A long term on television
In 1967, Moyers became a publisher of Newsday based in Long Island and focused on adding news analysis, investigative parts and living features. Within three years, the suburban daily had won two pulitzers. He left the letter in 1970 after ownership changed. That summer, he traveled 13,000 miles across the country and wrote a better-selling account of his Odyssey: “Listening to America: a traveler rediscovers his place.”
His next venture was on public television, and he gained a critical appreciation for “Bill Moyers Journal”, a series in which interviews went from Gunnar Myrdal, Swedish economist, to poet Maya Angelou.

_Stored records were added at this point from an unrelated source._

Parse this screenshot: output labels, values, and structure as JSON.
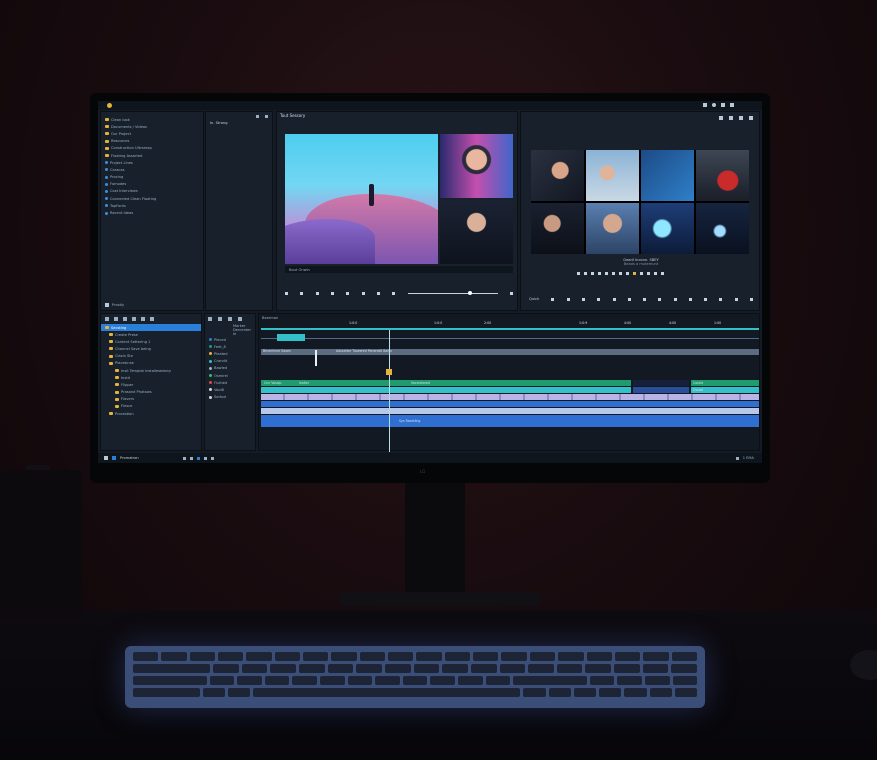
{
  "app": {
    "monitor_brand": "LG",
    "colors": {
      "accent": "#2a80d8",
      "clip_green": "#1f9b6e",
      "clip_teal": "#34c0c9",
      "clip_lavender": "#b9b4e3",
      "clip_blue": "#2f6fd1",
      "playhead": "#b8dce6"
    }
  },
  "project_panel": {
    "items": [
      {
        "label": "Clean look",
        "icon": "folder"
      },
      {
        "label": "Documents / Videos",
        "icon": "folder"
      },
      {
        "label": "Our Project",
        "icon": "folder"
      },
      {
        "label": "Resources",
        "icon": "folder"
      },
      {
        "label": "Construction Ultramap",
        "icon": "folder"
      },
      {
        "label": "Floating Assorted",
        "icon": "folder"
      },
      {
        "label": "Project Lines",
        "icon": "dot"
      },
      {
        "label": "Caracas",
        "icon": "dot"
      },
      {
        "label": "Procing",
        "icon": "dot"
      },
      {
        "label": "Fomodes",
        "icon": "dot"
      },
      {
        "label": "Cost Interviews",
        "icon": "dot"
      },
      {
        "label": "Connected Clean Floating",
        "icon": "dot"
      },
      {
        "label": "TopFonts",
        "icon": "dot"
      },
      {
        "label": "Recent Ideas",
        "icon": "dot"
      }
    ],
    "footer_label": "Prostly"
  },
  "effects_panel": {
    "tab": "In. Strang"
  },
  "bins_panel": {
    "root": "Secsting",
    "items": [
      "Create Prese",
      "Content Settering 1",
      "Channel Save being",
      "Clasin Ste",
      "Placesinse",
      "Insit Templat Installesedony",
      "Instit",
      "Flipper",
      "Prasand Phatows",
      "Flavers",
      "Flesce",
      "Procestion"
    ]
  },
  "source_monitor": {
    "title": "Tout Sessory",
    "timecode_label": "Bout Onwin"
  },
  "program_monitor": {
    "caption": "Gearil Inconn. SBEY",
    "subcaption": "Beads a mutemunt",
    "quick_label": "Quick"
  },
  "timeline": {
    "sequence_label": "Bearmon",
    "ruler_marks": [
      "1:0:0",
      "1:0:0",
      "2:00",
      "1:0:9",
      "4:00",
      "4:00",
      "1:00"
    ],
    "marker_label": "Marker",
    "marker_label2": "Dercenter le",
    "track_names": [
      "Pleced",
      "Feet_8",
      "Pleated",
      "Crandit",
      "Bawled",
      "Osmirel",
      "Fluitied",
      "Vool8",
      "Sortod"
    ],
    "clip_labels": {
      "v1_a": "Cnn Vossip",
      "v1_b": "Insiter",
      "v1_c": "Vacarsfored",
      "v1_d": "Coroid",
      "v1_e": "Cvcod",
      "a1": "Sys Racetling",
      "header_clip": "Beverlinne Swam",
      "header_clip2": "Adscetter Trowered Peneratlt Ballin"
    }
  },
  "taskbar": {
    "app_label": "Promatron",
    "tray_time": "1 EMA"
  }
}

He was a correspondent for “CBS Reports” from 1976 to 1978, returned to PBS for three years, and then he was a senior news analyst for CBS from 1981 to 1986.
When CBS interrupted documentaries, he returned to PBS for much less money.
“If you have a skill you can fold with your tent and go wherever you feel you should go, you can follow the desire of your heart,” he once said.
Then in 1986, he and his wife, Judith Davidson Moyers, became their bosses forming public affairs television, an independent store that has not only produced programs such as 10-day “in search of the Constitution” but also paid for them through their own fundraising efforts.
His projects in the 21st century included “now”, a weekly public affairs program at PBS; A new edition of “Bill Moyers Journal” and a podcast covering racism, voting rights and the rise of Donald Trump, among other subjects.
Moyers married Judith Davidson, a college classmate in 1954, and they raised three children, among them author Suzanne Moyers and author-TV manufacturer, William Cope Moyers. Judith eventually became her husband’s partner, creative associate and president of their production company.